Q10 is a free, heavily customizable Windows-based full-screen text editor. It functions as a portable executable, even to contain drafts of your documents, making it easy to carry as an application from computer to computer via services like DropBox or your personal USB drive. It provides many statistics in real-time as you write, allowing you to see word count, page count, and character counts as they increase before your eyes. It also allows you to specify a formula to determine your document's page count, rather than relying on Word or another application's highly variable ones, which in turn makes it easier to know exactly how much you have finished before you start copying and pasting like mad. Q10 allows you to set targets, make notes within documents, check spelling, and set timers where necessary to tell you how much you write in a given period of time, for example.

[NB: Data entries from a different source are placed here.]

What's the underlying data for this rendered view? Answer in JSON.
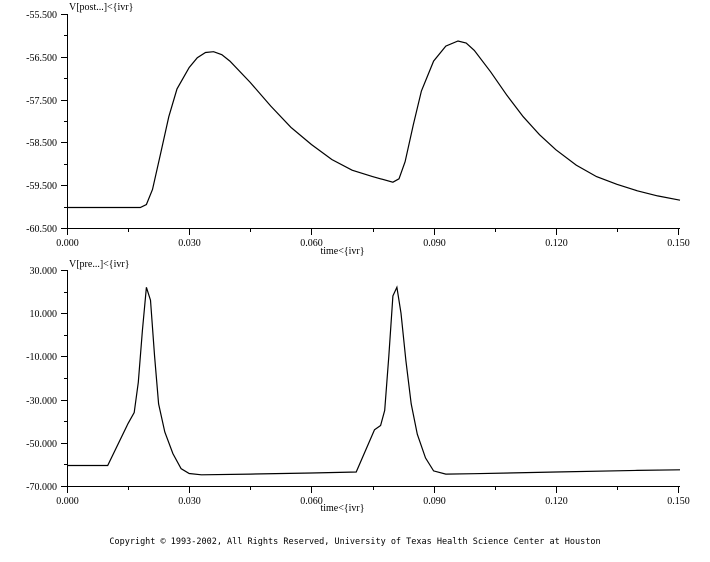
{
  "chart_data": [
    {
      "type": "line",
      "ylabel": "V[post...]<{ivr}",
      "xlabel": "time<{ivr}",
      "xlim": [
        0.0,
        0.15
      ],
      "ylim": [
        -60.5,
        -55.5
      ],
      "x_ticks": [
        {
          "value": 0.0,
          "label": "0.000"
        },
        {
          "value": 0.03,
          "label": "0.030"
        },
        {
          "value": 0.06,
          "label": "0.060"
        },
        {
          "value": 0.09,
          "label": "0.090"
        },
        {
          "value": 0.12,
          "label": "0.120"
        },
        {
          "value": 0.15,
          "label": "0.150"
        }
      ],
      "y_ticks": [
        {
          "value": -55.5,
          "label": "-55.500"
        },
        {
          "value": -56.5,
          "label": "-56.500"
        },
        {
          "value": -57.5,
          "label": "-57.500"
        },
        {
          "value": -58.5,
          "label": "-58.500"
        },
        {
          "value": -59.5,
          "label": "-59.500"
        },
        {
          "value": -60.5,
          "label": "-60.500"
        }
      ],
      "series": [
        {
          "x": [
            0.0,
            0.018,
            0.0195,
            0.021,
            0.023,
            0.025,
            0.027,
            0.03,
            0.032,
            0.034,
            0.036,
            0.038,
            0.04,
            0.045,
            0.05,
            0.055,
            0.06,
            0.065,
            0.07,
            0.075,
            0.08,
            0.0815,
            0.083,
            0.085,
            0.087,
            0.09,
            0.093,
            0.096,
            0.098,
            0.1,
            0.104,
            0.108,
            0.112,
            0.116,
            0.12,
            0.125,
            0.13,
            0.135,
            0.14,
            0.145,
            0.1505
          ],
          "y": [
            -60.02,
            -60.02,
            -59.95,
            -59.6,
            -58.75,
            -57.9,
            -57.25,
            -56.75,
            -56.52,
            -56.4,
            -56.38,
            -56.45,
            -56.6,
            -57.1,
            -57.65,
            -58.15,
            -58.55,
            -58.9,
            -59.15,
            -59.3,
            -59.43,
            -59.35,
            -58.95,
            -58.1,
            -57.3,
            -56.6,
            -56.25,
            -56.13,
            -56.18,
            -56.35,
            -56.85,
            -57.4,
            -57.9,
            -58.32,
            -58.67,
            -59.03,
            -59.3,
            -59.48,
            -59.63,
            -59.75,
            -59.85
          ]
        }
      ]
    },
    {
      "type": "line",
      "ylabel": "V[pre...]<{ivr}",
      "xlabel": "time<{ivr}",
      "xlim": [
        0.0,
        0.15
      ],
      "ylim": [
        -70.0,
        30.0
      ],
      "x_ticks": [
        {
          "value": 0.0,
          "label": "0.000"
        },
        {
          "value": 0.03,
          "label": "0.030"
        },
        {
          "value": 0.06,
          "label": "0.060"
        },
        {
          "value": 0.09,
          "label": "0.090"
        },
        {
          "value": 0.12,
          "label": "0.120"
        },
        {
          "value": 0.15,
          "label": "0.150"
        }
      ],
      "y_ticks": [
        {
          "value": 30,
          "label": "30.000"
        },
        {
          "value": 10,
          "label": "10.000"
        },
        {
          "value": -10,
          "label": "-10.000"
        },
        {
          "value": -30,
          "label": "-30.000"
        },
        {
          "value": -50,
          "label": "-50.000"
        },
        {
          "value": -70,
          "label": "-70.000"
        }
      ],
      "series": [
        {
          "x": [
            0.0,
            0.01,
            0.015,
            0.0165,
            0.0175,
            0.0185,
            0.0195,
            0.0205,
            0.0215,
            0.0225,
            0.024,
            0.026,
            0.028,
            0.03,
            0.033,
            0.045,
            0.06,
            0.071,
            0.0755,
            0.077,
            0.078,
            0.079,
            0.08,
            0.081,
            0.082,
            0.0832,
            0.0845,
            0.086,
            0.088,
            0.09,
            0.093,
            0.1,
            0.12,
            0.14,
            0.1505
          ],
          "y": [
            -60.5,
            -60.5,
            -41.0,
            -36.0,
            -22.0,
            2.0,
            22.0,
            16.0,
            -10.0,
            -32.0,
            -45.0,
            -55.0,
            -62.0,
            -64.2,
            -64.8,
            -64.5,
            -64.0,
            -63.5,
            -44.0,
            -42.0,
            -35.0,
            -10.0,
            18.0,
            22.0,
            10.0,
            -12.0,
            -32.0,
            -46.0,
            -57.0,
            -63.0,
            -64.5,
            -64.3,
            -63.5,
            -62.8,
            -62.5
          ]
        }
      ]
    }
  ],
  "footer": {
    "copyright": "Copyright © 1993-2002, All Rights Reserved, University of Texas Health Science Center at Houston"
  }
}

OmmWriter is another full screen text editor designed to put an emphasis on concentration (perhaps why the company expresses most of its advertising and marketing through a lengthy video in which you can watch the program being used to advertise itself). It offers customization through fonts and backgrounds, as well as features like chromatherapy, which allows for soothing gradients to move as you work, as well as ambient noise and keyboard sounds intended to make the writing experience easier and less stressful. It feels a bit New Age, but for some, it may be just right.